Fund EcoMarket, the retail SRI fund tool founded by Julia Dreblow, the former SRI Marketing Manager at Friends Provident and director of UKSIF, has seen its usage treble over the last 12 months. Dreblow said traffic on the site, which is aimed at IFAs and other intermediaries, has risen to more than 9,000 ‘unique users’ – up from 3,100 a year before.

Investors including Merseyside Pension Fund, global insurer QBE and Guy’s and St. Thomas’ Charity have invested in Bridges Fund Management’s Social Outcomes Fund II, which attracted commitments of £35m. It is Bridges’ second fund dedicated to social outcomes contracts where government commissioners pay for measured improvement in social outcomes.

A Vanguard ETF marketed as fossil free is investing in oil and gas companies, according to the Financial Times. At the end of May, 1.4% of the Vanguard ESG US Stock ETF’s assets were invested in oil and gas firms, including Schlumberger, Kinder Morgan and Marathon Petroleum. The fund tracks the FTSE US All Cap Choice Index, which screens out firms that own fossil fuel reserves, but not oil service companies and refiners. Vanguard was quoted as saying it was “working to update the description to better reflect the index methodology and exclusions”.France’s Natixis and real estate fund manager ICAMAP have closed what they say is the first green equity bridge financing transaction, amounting to €100m for low carbon real estate development fund ICAWOOD. The proceeds will be earmarked for developing low carbon offices in the Greater Paris region. The transaction is compliant with the Loan Market Association’s 2018 Green Loan Principles and has received a Second Party Opinion from Vigeo Eiris.

The £54.1m Legal & General Future World Gender in Leadership UK Index Fund (GIRL) recently attracted its first unnamed institutional investor from the academic/education sector. The GIRL fund, an equity product that tilts towards companies that score more highly on gender diversity, celebrated its first birthday in June.

German asset manager Assenagon has launched an ESG-focused credit fund which integrates negative screening, ESG assessment and engagement in its investment approach. Assenagon Credit ESG, developed in collaboration with Swiss bank BLKB, is a Luxembourg-domiciled strategy that will invest in corporate bonds, credit derivatives and crossover credits.

Octopus Energy Investments, a specialist clean energy investor and part of Octopus Group, has rebranded as Octopus Renewables to “more accurately reflect the business’s mission to accelerate the transition to a future powered by renewable energy”. Octopus Renewables is Europe’s largest investor owner of solar power and a prominent investor in onshore wind.
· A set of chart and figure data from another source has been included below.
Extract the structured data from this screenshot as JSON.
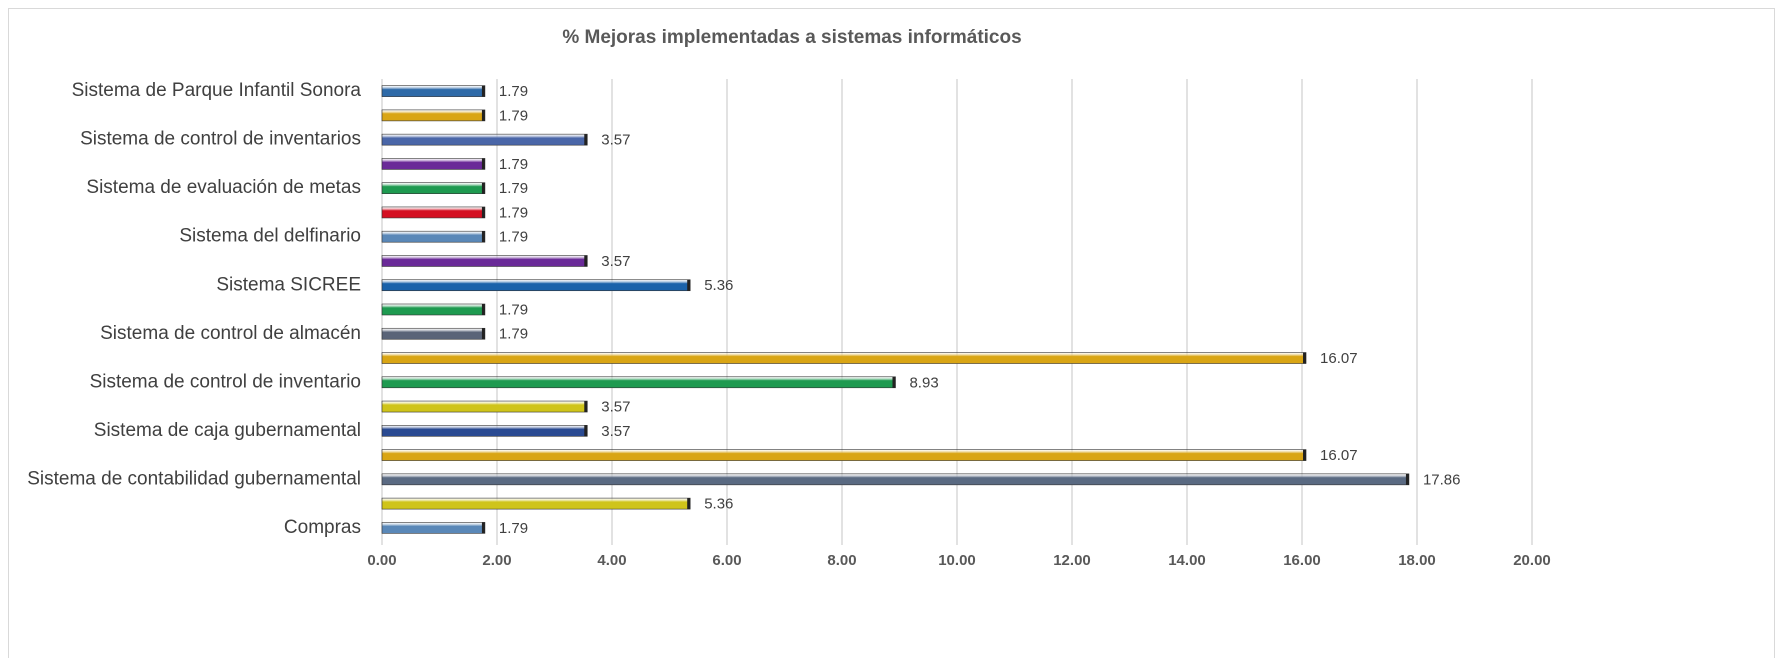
{
  "chart_data": {
    "type": "barh",
    "title": "% Mejoras implementadas a sistemas informáticos",
    "categories": [
      "Sistema de Parque Infantil Sonora",
      null,
      "Sistema de control de inventarios",
      null,
      "Sistema de evaluación de metas",
      null,
      "Sistema del delfinario",
      null,
      "Sistema SICREE",
      null,
      "Sistema de control de almacén",
      null,
      "Sistema de control de inventario",
      null,
      "Sistema de caja gubernamental",
      null,
      "Sistema de contabilidad gubernamental",
      null,
      "Compras"
    ],
    "values": [
      1.79,
      1.79,
      3.57,
      1.79,
      1.79,
      1.79,
      1.79,
      3.57,
      5.36,
      1.79,
      1.79,
      16.07,
      8.93,
      3.57,
      3.57,
      16.07,
      17.86,
      5.36,
      1.79
    ],
    "colors": [
      "#2e6aa8",
      "#d9a514",
      "#4a66a8",
      "#6a2a98",
      "#1e9a50",
      "#d41022",
      "#5a88b8",
      "#6a2a98",
      "#1a62aa",
      "#1e9a50",
      "#5a6478",
      "#d9a514",
      "#1e9a50",
      "#cfc41a",
      "#2a4a92",
      "#d9a514",
      "#5a6a82",
      "#cfc41a",
      "#5a88b8"
    ],
    "xlim": [
      0,
      20
    ],
    "xticks": [
      {
        "value": 0,
        "label": "0.00"
      },
      {
        "value": 2,
        "label": "2.00"
      },
      {
        "value": 4,
        "label": "4.00"
      },
      {
        "value": 6,
        "label": "6.00"
      },
      {
        "value": 8,
        "label": "8.00"
      },
      {
        "value": 10,
        "label": "10.00"
      },
      {
        "value": 12,
        "label": "12.00"
      },
      {
        "value": 14,
        "label": "14.00"
      },
      {
        "value": 16,
        "label": "16.00"
      },
      {
        "value": 18,
        "label": "18.00"
      },
      {
        "value": 20,
        "label": "20.00"
      }
    ],
    "grid": true
  }
}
High-yield bond manager SKY Harbor has been awarded the LuxFLAG ESG Label for its Sustainable High Yield Bond Fund that launched at the end of 2018. The fund excludes fossil fuels, tobacco, alcohol, gambling and adult entertainment sectors and is weighted towards companies with a good level of sustainability reporting.

French asset manager Meeschaert has launched two funds focused on companies expected to benefit from the transition to a low carbon economy. The group has launched one bond fund and one equity fund – called the MAM Transition Durable Obligations and the MAM Transition Durable Actions – in collaboration with “external industry experts”. The funds select companies that are well-positioned for a 2°C scenario, including leaders in carbon-intensive sectors, as well as those that are providing solutions for the transition.

DWS Group, the listed fund manager that is 80% owned by Deutsche Bank, has expanded its range of sustainable corporate bond funds. DWS Invest ESG Euro Corporate Bonds focusses on Eurozone investment grade corporate bonds and applies DWS’s “ESG minimum standards”. It is managed by Karsten Rosenkilde, who also runs the €2bn DWS Euro Corporate Bonds offering.